Panel: Screen all adult patients for use of illegal drugs
A national panel of health experts recommended Tuesday that doctors screen all adult patients for illicit drug use, including improper use of prescription medications. But the group, the U.S. Preventive Services Task Force, stopped short of endorsing such screening for teenagers, a position that puts them at odds with major adolescent health groups.
The panel, which is appointed by the federal Department of Health and Human Services but operates independently, said its proposed guidelines are intended to combat alarmingly high rates of substance abuse in the United States. It cited a 2017 federal survey that found 1 in 10 Americans ages 18 and older said they were using illicit drugs or not using medications in ways that doctors intended.
The panel’s call for increased scrutiny by primary care doctors is an effort to slow the deadly use of opioids, including street fentanyl and heroin as well as prescription painkillers, perhaps the worst public health crisis in a generation. The experts hope that if front-line health professionals can detect patients’ burgeoning abuse of drugs early, they can help contain or reverse the problems.

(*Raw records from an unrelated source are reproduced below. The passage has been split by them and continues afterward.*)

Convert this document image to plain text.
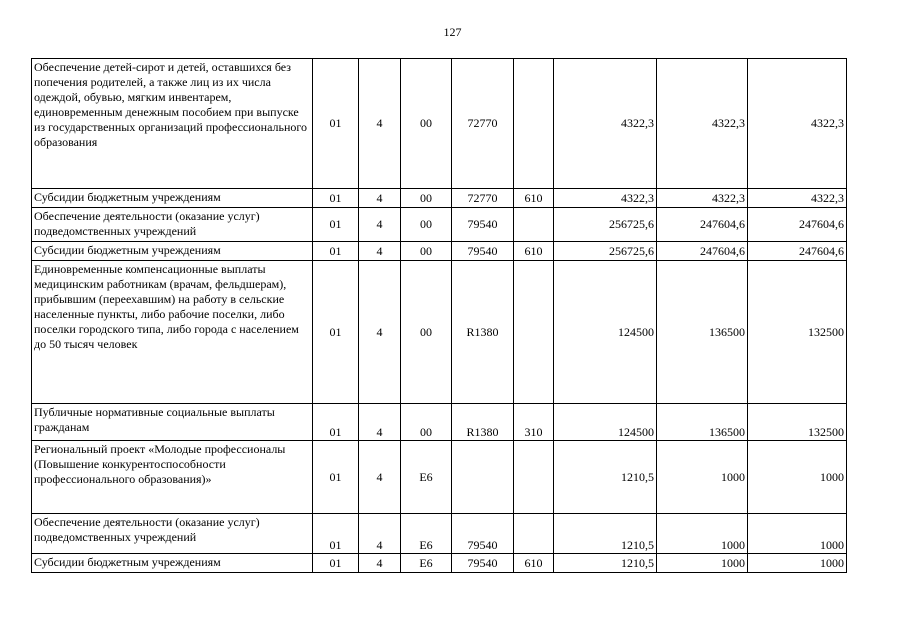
127
Обеспечение детей-сирот и детей, оставшихся без попечения родителей, а также лиц из их числа одеждой, обувью, мягким инвентарем, единовременным денежным пособием при выпуске из государственных организаций профессионального образования	01	4	00	72770		4322,3	4322,3	4322,3
Субсидии бюджетным учреждениям	01	4	00	72770	610	4322,3	4322,3	4322,3
Обеспечение деятельности (оказание услуг) подведомственных учреждений	01	4	00	79540		256725,6	247604,6	247604,6
Субсидии бюджетным учреждениям	01	4	00	79540	610	256725,6	247604,6	247604,6
Единовременные компенсационные выплаты медицинским работникам (врачам, фельдшерам), прибывшим (переехавшим) на работу в сельские населенные пункты, либо рабочие поселки, либо поселки городского типа, либо города с населением до 50 тысяч человек	01	4	00	R1380		124500	136500	132500
Публичные нормативные социальные выплаты гражданам	01	4	00	R1380	310	124500	136500	132500
Региональный проект «Молодые профессионалы (Повышение конкурентоспособности профессионального образования)»	01	4	Е6			1210,5	1000	1000
Обеспечение деятельности (оказание услуг) подведомственных учреждений	01	4	Е6	79540		1210,5	1000	1000
Субсидии бюджетным учреждениям	01	4	Е6	79540	610	1210,5	1000	1000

The group’s guidelines are not binding on doctors but they carry weight: A provision in the Affordable Care Act says that services recommended by the task force must be covered by insurance with minimal or no copayment.
The proposed new guidelines represent a major shift by the panel, which said in 2008 that it did not have sufficient evidence that screenings could help people stop using drugs. But more recent research shows that screening can result in successful intervention, the panel said, so it is recommending that doctors or other health care providers ask patients about drug use either in brief written questionnaires or in private conversation during the office visit.
“We don’t want doctors and nurses to get hung up on one tool or another,” said Dr. Carol Mangione, an author of the proposals who is a professor of medicine and public health at the University of California, Los Angeles. “Just that they do it.”
But the guidelines, which are open for public comment through Sept. 9, carry significant challenges for implementation.
Most doctors have no training in how to elicit honest answers from patients about such a stigmatizing behavior.
Additionally, medical practices must also be knowledgeable about state laws, some of which require them to report pregnant patients whom they even suspect of using illicit drugs.
And, the task force noted, screening cannot take place in a vacuum: Doctors must be able to offer referrals for further diagnosis and treatment.
Mangione, a primary care physician, said that doctors are becoming increasingly eager to learn about medication-assisted treatments for addiction, because such services can be hard to come by and require special training.
“It’s on all of us providers to understand the diagnostic and treatment sources in our communities and not to use our lack of knowledge as a reason not to treat people,” she said.
The thrust of the recommendations is directed at patients who appear asymptomatic; those in the throes of addiction will be more readily apparent. There is no upper age limit for screening, said Mangione. While some people may assume that patients struggling with substance use disorders will be younger adults, older patients need scrutiny, too.
Careful screening could correct some problems, Mangione said. Since many older patients are prescribed medications from different doctors, some may be taking too many medicines for the same condition, unaware of drug interactions.